First build the nuxeo/jenkins-base image: Add your id_rsa.pub in docker/files/id_rsa.pub (so ansible can connect later) then:

docker build -t nuxeo/jenkins-base docker

You should update that base image now and then to get package updates, that will make the ansible build faster.

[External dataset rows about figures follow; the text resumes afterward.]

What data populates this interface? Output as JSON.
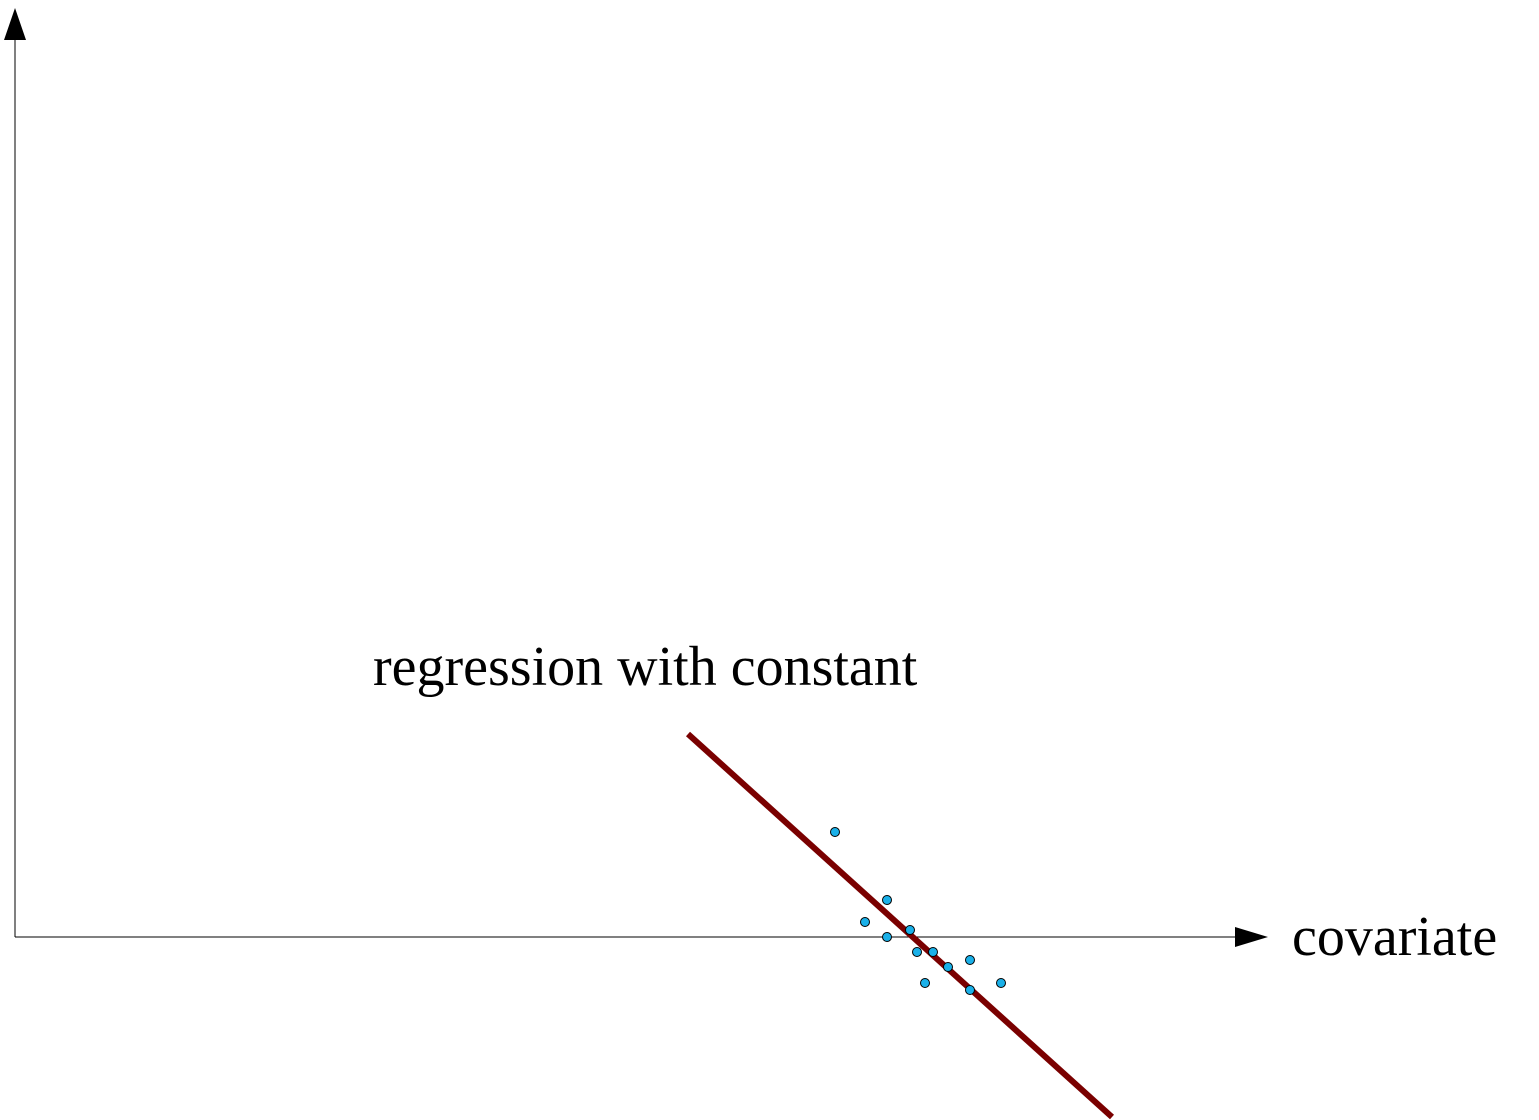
{
  "chart_data": {
    "type": "scatter",
    "title": "",
    "xlabel": "covariate",
    "ylabel": "",
    "grid": false,
    "annotations": [
      {
        "text": "regression with constant",
        "target": "regression-line"
      }
    ],
    "points": [
      {
        "x": 820,
        "y": 105
      },
      {
        "x": 872,
        "y": 37
      },
      {
        "x": 850,
        "y": 15
      },
      {
        "x": 895,
        "y": 7
      },
      {
        "x": 872,
        "y": 0
      },
      {
        "x": 902,
        "y": -15
      },
      {
        "x": 918,
        "y": -15
      },
      {
        "x": 933,
        "y": -30
      },
      {
        "x": 955,
        "y": -23
      },
      {
        "x": 910,
        "y": -46
      },
      {
        "x": 955,
        "y": -53
      },
      {
        "x": 986,
        "y": -46
      }
    ],
    "regression_line": {
      "label": "regression with constant",
      "x": [
        673,
        1097
      ],
      "y": [
        203,
        -180
      ]
    }
  },
  "colors": {
    "axis": "#000000",
    "points_fill": "#1ab0e8",
    "points_stroke": "#000000",
    "regression_line": "#7a0000",
    "text": "#000000"
  }
}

Run a container from that image, exporting the SSH port locally:

docker run -d -t -i -p 127.0.0.1:2222:22 --name=slave-common nuxeo/jenkins-base

Make an inventory file for ansible to access this container:

[multidb:children]
docker
[docker:children]
slaves
[slaves]
slavecommon ansible_ssh_port=2222 ansible_ssh_host=127.0.0.1

Run ansible normally on this container:

ansible-playbook -i inventory/slave-common/hosts slave-common.yml -v

Commit this container:

docker commit slave-common nuxeo/jenkins-common

Run pub/priv containers from that image:

docker run -d -t -i -p 127.0.0.1:2223:22 --name=slave-pub nuxeo/jenkins-common
docker run -d -t -i -p 127.0.0.1:2224:22 --name=slave-priv nuxeo/jenkins-common

Make inventory files to access those containers:

[multidb:children]
docker
[docker:children]
slaves
[slaves]
slavepub ansible_ssh_port=2223 ansible_ssh_host=127.0.0.1

[multidb:children]
docker
[docker:children]
slaves
[slaves]
slavepriv ansible_ssh_port=2224 ansible_ssh_host=127.0.0.1

Run ansible on those containers:

ansible-playbook -i inventory/slave-pub/hosts slave-pub.yml -v
ansible-playbook -i inventory/slave-priv/hosts slave-priv.yml -v

Commit those containers:

docker commit slave-pub nuxeo/jenkins-pub
docker commit slave-priv nuxeo/jenkins-priv

Tag the image for the remote registry:

docker tag nuxeo/jenkins-pub dockerpriv.nuxeo.com:443/nuxeo/jenkins-slave
docker tag nuxeo/jenkins-pub dockerpriv.nuxeo.com:443/nuxeo/jenkins-ondemand
docker tag nuxeo/jenkins-pub dockerpriv.nuxeo.com:443/nuxeo/jenkins-check
docker tag nuxeo/jenkins-priv dockerpriv.nuxeo.com:443/nuxeo/jenkins-slavepriv

Push the image:

docker push dockerpriv.nuxeo.com:443/nuxeo/jenkins-slave
docker push dockerpriv.nuxeo.com:443/nuxeo/jenkins-ondemand
docker push dockerpriv.nuxeo.com:443/nuxeo/jenkins-check
docker push dockerpriv.nuxeo.com:443/nuxeo/jenkins-slavepriv

You can then pull the image on the slaves hosts and restart the slaves containers with the new image.